Sommige onderzoeken suggereren ook dat lage pijndrempels deel uitmaken van het chronisch vermoeidheidssyndroom en het juveniel chronisch vermoeidheidssyndroom. Ten minste één onderzoek toont aan dat de pijndrempels dalen na het sporten bij mensen met deze aandoening. Die reactie kan deel uitmaken van een belangrijk symptoom van de ziekten, namelijk post-exertionele malaise .
Drempel versus tolerantie
De term pijngrens wordt vaak verward met (of verkeerdelijk door elkaar gebruikt met) pijntolerantie. Deze termen zijn eigenlijk heel verschillend.
Pijntolerantie is de hoeveelheid pijn die je kunt verdragen voordat je instort. De pijngrens is het punt waarop pijn begint te voelen. Beide zijn volledig subjectief.
Bij pijntolerantie kan dit betekenen dat de patiënt fysiek instort (flauwvallen, overgeven) of mentaal instort (oncontroleerbaar huilen of schreeuwen).

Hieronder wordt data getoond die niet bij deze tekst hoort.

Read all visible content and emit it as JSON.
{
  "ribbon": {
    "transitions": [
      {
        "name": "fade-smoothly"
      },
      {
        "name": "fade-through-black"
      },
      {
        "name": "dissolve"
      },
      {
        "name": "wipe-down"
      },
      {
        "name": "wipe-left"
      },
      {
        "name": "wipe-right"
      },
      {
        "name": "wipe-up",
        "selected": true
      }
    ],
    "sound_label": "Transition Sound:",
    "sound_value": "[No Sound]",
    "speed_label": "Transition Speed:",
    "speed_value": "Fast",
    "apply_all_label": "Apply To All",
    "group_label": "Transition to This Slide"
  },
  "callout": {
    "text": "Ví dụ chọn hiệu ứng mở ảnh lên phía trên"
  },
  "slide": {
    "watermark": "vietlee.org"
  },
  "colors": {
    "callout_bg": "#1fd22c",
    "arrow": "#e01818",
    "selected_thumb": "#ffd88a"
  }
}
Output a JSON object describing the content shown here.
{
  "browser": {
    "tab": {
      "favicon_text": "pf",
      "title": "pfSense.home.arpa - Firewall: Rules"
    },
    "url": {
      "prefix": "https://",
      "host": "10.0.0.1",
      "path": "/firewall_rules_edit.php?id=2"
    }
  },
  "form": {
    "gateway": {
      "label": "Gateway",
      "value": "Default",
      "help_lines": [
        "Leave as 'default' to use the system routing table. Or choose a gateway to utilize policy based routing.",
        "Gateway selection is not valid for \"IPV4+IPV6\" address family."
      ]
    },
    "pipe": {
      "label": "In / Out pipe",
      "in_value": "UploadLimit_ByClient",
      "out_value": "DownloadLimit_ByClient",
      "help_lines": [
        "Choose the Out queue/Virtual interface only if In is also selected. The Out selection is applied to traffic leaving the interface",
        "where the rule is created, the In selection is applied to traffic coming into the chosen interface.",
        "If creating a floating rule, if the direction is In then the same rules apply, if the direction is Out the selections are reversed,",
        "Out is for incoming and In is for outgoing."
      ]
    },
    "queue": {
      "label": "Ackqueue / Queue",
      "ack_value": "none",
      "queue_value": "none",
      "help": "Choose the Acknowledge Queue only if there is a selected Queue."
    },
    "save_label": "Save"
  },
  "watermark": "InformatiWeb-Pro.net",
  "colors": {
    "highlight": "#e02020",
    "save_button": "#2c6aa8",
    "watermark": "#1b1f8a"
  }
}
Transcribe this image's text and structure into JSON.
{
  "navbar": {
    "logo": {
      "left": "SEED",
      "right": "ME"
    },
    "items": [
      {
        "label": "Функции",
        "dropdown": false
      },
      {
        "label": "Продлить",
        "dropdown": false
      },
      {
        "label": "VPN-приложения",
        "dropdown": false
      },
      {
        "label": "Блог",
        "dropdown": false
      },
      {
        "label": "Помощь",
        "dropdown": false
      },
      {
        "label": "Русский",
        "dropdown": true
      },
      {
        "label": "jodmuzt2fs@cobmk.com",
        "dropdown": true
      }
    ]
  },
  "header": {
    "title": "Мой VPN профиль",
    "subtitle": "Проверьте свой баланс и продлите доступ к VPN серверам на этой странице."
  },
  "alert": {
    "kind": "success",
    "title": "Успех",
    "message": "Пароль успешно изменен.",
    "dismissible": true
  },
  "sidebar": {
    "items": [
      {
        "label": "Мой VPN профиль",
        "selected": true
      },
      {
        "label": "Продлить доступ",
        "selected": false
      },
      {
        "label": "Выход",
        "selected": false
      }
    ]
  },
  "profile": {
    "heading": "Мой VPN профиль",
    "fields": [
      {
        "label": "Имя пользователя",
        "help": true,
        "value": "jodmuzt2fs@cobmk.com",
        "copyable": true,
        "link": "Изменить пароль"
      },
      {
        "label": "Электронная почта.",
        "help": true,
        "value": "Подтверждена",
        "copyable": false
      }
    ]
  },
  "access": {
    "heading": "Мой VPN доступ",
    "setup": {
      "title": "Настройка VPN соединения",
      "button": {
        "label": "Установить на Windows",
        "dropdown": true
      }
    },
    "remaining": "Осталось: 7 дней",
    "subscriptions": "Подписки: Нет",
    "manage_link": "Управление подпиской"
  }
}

Op het eerste gezicht lijken deze twee concepten op elkaar. Iemand met een lage drempel kan echter een hoge tolerantie hebben en vice versa.
Stel je iemand voor die zelden pijn voelt (hoge drempel) maar dan een ernstige verwonding krijgt. Omdat ze weinig ervaring hebben met het omgaan met pijn, kan hun tolerantie laag zijn. Ondertussen kan iemand die de hele tijd pijn heeft (lage drempel) zelfs bij hoge pijnniveaus functioneren als er een ernstige verwonding zou optreden.
Iemand met een lage drempel en lage tolerantie kan ernstig verzwakt zijn wanneer hij pijn heeft. Iemand met een hoge drempel en hoge tolerantie merkt daarentegen zelden pijn op.
Een woord van Health Life Guide
Mensen met een lage pijngrens en/of tolerantie kunnen vaak hard beoordeeld worden door anderen. Het is belangrijk om te beseffen dat ze niet “zwak” zijn of “een groot probleem maken van niets.” Dit zijn simpelweg fysiologische reacties die ze niet kunnen controleren.
Dat gezegd hebbende, deze niveaus kunnen en veranderen in de loop van de tijd. Bij iemand met fibromyalgie kan het zelfs anders zijn tijdens opflakkeringen dan tijdens remissies, wanneer de symptoomniveaus lager zijn.